Легрендж съехал с дороги на вырубку и пустил лошадь вскачь по кочкам, приходя в себя от быстрой езды.
Через деревню Розиера он проехал уже в сумерках. Мужчины сидели на корточках в пыли перед домами, женщины устроились на ступеньках, широко распахнув вороты платьев, чтобы прохладный вечерний ветерок освежал их потные тела, дети были заняты играми. Завидя его, все прервали свои занятия. Он знал, что его называют Легренджем-игроком, готовым поставить на карту все что угодно, вплоть до последней лягушки и француза-«лягушатника», и был доволен такой репутацией.
Чуть дальше, проезжая шахту, он столкнулся на узкой дорожке с компанией шахтеров, которые, закончив смену, не проявляли желания уступить ему дорогу. Его так и подмывало наехать на кого-нибудь из них, однако он задолжал Розиеру, поставлявшему уголь для завода и дома, поэтому, нанеси он увечье кому-то из его работников – пусть они и не заслуживали называться людьми, – Розиер мог бы взбелениться. Памятуя об этом, Легрендж, не дожидаясь, когда шахтеры сойдут с узкой тропы, чего они, видимо, и добивались, повернул обратно и поскакал домой.
Проезжая через рощу, он увидел справа какую-то толпу. Остановив лошадь и всмотревшись, он понял, что стал свидетелем драки. Заинтересовавшись, Легрендж неслышно подъехал по усеянной листвой земле к дерущимся. Двое уже валялись без чувств, но потасовка не утихала – четверо колошматили одного.

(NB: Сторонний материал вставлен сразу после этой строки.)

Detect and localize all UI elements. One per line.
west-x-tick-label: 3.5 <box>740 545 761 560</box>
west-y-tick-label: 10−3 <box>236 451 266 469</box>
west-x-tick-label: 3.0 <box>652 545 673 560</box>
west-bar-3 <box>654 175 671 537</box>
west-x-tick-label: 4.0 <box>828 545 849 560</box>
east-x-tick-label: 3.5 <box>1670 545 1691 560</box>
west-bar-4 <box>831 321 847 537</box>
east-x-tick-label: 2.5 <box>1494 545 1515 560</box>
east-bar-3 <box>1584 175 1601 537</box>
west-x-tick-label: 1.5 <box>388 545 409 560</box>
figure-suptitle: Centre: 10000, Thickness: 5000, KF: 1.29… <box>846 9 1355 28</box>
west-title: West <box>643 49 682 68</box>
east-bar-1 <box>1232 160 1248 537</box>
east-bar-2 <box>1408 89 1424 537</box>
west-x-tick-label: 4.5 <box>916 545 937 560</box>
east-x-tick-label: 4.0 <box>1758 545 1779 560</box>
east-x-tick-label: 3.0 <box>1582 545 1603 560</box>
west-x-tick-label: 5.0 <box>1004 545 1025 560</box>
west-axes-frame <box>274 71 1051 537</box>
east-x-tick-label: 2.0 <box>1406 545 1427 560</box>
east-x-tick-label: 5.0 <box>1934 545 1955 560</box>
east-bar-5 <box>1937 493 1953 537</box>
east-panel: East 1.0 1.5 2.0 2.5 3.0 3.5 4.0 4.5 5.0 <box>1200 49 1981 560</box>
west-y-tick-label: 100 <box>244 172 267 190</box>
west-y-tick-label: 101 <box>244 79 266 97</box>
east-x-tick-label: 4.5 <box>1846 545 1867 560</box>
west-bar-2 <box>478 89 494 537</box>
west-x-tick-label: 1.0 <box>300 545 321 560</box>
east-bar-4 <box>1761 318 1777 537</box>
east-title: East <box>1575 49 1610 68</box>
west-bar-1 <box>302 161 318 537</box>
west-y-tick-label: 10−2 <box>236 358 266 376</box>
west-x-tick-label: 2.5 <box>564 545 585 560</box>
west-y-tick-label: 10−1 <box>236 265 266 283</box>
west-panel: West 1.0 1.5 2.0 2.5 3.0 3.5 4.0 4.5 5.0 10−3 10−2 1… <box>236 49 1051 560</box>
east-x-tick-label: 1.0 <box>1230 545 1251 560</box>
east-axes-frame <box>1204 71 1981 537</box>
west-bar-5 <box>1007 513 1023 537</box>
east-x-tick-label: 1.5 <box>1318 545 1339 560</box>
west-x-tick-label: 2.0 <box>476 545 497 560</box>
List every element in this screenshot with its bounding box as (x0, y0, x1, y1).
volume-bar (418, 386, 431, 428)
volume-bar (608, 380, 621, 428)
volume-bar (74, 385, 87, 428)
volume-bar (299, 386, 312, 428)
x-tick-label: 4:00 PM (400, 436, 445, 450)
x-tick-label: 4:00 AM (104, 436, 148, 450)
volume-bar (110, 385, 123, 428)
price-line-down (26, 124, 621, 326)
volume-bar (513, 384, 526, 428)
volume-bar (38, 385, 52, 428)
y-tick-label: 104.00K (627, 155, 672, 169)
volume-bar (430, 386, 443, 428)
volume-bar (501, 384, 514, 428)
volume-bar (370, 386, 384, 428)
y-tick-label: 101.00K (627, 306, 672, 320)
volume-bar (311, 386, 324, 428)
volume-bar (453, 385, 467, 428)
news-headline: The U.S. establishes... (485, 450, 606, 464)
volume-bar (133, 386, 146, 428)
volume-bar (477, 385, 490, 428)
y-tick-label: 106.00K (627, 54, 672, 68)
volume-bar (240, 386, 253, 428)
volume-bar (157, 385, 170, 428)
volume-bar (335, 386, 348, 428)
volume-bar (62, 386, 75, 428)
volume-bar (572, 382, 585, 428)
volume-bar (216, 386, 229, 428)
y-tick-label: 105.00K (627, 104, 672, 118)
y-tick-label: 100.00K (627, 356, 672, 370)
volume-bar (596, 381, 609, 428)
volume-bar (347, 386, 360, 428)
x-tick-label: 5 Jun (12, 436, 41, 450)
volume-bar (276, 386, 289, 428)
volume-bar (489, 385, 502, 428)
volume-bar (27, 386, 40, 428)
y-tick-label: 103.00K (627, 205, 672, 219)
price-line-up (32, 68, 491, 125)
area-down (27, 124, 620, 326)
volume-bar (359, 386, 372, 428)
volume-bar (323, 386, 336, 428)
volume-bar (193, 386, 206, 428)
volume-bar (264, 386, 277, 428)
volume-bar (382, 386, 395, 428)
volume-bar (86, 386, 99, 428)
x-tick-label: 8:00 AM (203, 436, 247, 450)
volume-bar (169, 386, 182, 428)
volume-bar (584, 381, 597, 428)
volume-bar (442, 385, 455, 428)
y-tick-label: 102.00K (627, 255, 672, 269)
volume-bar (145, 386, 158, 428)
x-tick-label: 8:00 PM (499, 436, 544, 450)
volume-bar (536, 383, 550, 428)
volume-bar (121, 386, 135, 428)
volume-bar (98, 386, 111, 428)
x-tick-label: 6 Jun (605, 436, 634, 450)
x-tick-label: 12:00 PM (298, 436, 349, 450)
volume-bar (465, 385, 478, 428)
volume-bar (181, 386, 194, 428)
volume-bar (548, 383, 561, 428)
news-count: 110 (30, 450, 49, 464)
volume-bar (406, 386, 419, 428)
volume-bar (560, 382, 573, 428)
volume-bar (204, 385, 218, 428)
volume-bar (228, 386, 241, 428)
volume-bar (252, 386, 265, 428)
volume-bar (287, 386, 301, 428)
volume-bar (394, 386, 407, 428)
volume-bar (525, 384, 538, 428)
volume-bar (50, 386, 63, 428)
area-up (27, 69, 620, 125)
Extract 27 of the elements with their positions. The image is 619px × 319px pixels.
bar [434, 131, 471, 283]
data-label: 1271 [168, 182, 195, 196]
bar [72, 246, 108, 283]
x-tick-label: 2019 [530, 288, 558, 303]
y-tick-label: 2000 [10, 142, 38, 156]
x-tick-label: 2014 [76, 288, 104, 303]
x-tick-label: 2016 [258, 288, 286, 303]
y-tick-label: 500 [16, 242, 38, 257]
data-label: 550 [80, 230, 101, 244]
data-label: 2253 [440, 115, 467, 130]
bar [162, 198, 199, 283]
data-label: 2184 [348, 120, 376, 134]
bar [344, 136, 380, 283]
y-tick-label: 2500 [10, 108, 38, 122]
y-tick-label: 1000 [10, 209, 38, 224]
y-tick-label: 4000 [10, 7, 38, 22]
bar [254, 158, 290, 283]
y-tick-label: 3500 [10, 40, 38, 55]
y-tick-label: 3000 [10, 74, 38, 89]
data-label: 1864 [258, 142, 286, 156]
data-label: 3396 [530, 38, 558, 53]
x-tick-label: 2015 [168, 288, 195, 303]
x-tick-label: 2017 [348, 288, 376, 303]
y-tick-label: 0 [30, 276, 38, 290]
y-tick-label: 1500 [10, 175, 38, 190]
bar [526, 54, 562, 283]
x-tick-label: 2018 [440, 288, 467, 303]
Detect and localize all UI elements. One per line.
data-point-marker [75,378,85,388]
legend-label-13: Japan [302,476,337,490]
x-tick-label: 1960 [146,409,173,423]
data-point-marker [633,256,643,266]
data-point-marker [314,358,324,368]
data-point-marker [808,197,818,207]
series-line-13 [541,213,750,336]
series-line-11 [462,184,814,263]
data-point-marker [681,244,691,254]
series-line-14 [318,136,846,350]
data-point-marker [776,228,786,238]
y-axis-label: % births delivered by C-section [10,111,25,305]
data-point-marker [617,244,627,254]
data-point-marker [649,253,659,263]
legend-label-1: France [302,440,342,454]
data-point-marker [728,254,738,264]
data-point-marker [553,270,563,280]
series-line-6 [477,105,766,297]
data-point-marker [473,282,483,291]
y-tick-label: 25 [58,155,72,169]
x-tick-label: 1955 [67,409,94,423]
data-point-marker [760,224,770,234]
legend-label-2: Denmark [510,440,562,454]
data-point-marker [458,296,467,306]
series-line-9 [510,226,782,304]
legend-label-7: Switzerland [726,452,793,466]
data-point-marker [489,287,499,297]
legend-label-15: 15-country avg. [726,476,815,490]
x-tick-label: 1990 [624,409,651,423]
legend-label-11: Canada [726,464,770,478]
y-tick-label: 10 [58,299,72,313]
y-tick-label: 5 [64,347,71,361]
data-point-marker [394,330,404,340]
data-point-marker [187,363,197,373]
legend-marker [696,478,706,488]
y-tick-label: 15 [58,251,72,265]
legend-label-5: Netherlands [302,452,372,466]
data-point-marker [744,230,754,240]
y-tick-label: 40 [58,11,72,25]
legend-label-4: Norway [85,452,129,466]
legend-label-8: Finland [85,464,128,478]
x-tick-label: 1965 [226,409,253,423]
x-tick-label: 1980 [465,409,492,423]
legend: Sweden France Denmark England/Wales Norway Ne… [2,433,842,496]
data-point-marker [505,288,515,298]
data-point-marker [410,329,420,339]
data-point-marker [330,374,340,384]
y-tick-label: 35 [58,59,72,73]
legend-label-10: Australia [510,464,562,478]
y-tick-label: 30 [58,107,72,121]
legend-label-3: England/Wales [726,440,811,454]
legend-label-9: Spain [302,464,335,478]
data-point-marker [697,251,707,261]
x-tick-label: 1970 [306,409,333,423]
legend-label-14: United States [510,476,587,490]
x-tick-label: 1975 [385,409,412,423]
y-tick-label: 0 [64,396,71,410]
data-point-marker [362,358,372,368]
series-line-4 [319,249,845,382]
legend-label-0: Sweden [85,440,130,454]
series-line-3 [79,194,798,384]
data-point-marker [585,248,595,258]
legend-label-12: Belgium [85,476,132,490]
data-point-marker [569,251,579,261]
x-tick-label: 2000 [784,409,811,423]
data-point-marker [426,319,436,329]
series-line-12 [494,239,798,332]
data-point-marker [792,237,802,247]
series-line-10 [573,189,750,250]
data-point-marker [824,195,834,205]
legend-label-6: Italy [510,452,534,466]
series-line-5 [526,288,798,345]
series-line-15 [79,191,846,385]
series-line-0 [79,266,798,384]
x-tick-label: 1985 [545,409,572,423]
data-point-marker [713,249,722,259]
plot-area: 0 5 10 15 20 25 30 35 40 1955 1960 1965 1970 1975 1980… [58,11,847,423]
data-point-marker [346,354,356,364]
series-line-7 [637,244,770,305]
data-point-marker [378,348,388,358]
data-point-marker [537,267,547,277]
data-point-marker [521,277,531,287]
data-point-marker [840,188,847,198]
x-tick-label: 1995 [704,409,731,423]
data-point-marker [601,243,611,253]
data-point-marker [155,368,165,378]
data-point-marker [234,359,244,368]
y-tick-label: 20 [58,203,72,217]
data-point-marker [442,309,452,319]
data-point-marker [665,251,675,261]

Судя по одежде и низкому росту, все они были шахтерами, вроде дикарей Розиера. Легрендж уже собирался предоставить им самим выяснять отношения, когда один из четверки получил ногой в живот, другой был схвачен за волосы. Пойманный таким образом нападающий перестал загораживать обороняющегося, и Легрендж увидел, что бьют испанца, его работника.
Лошадь врезалась в шахтеров, кнут заработал, и драчуны разбежались, как зайцы, оставив на произвол судьбы двоих своих бездыханных товарищей и помятого испанца.
Спешившись, Легрендж увидел, что испанец пытается встать. Однако ему сильно досталось: затылок был рассечен, оттуда капала кровь, один рукав куртки оторван, рубашка промокла от крови.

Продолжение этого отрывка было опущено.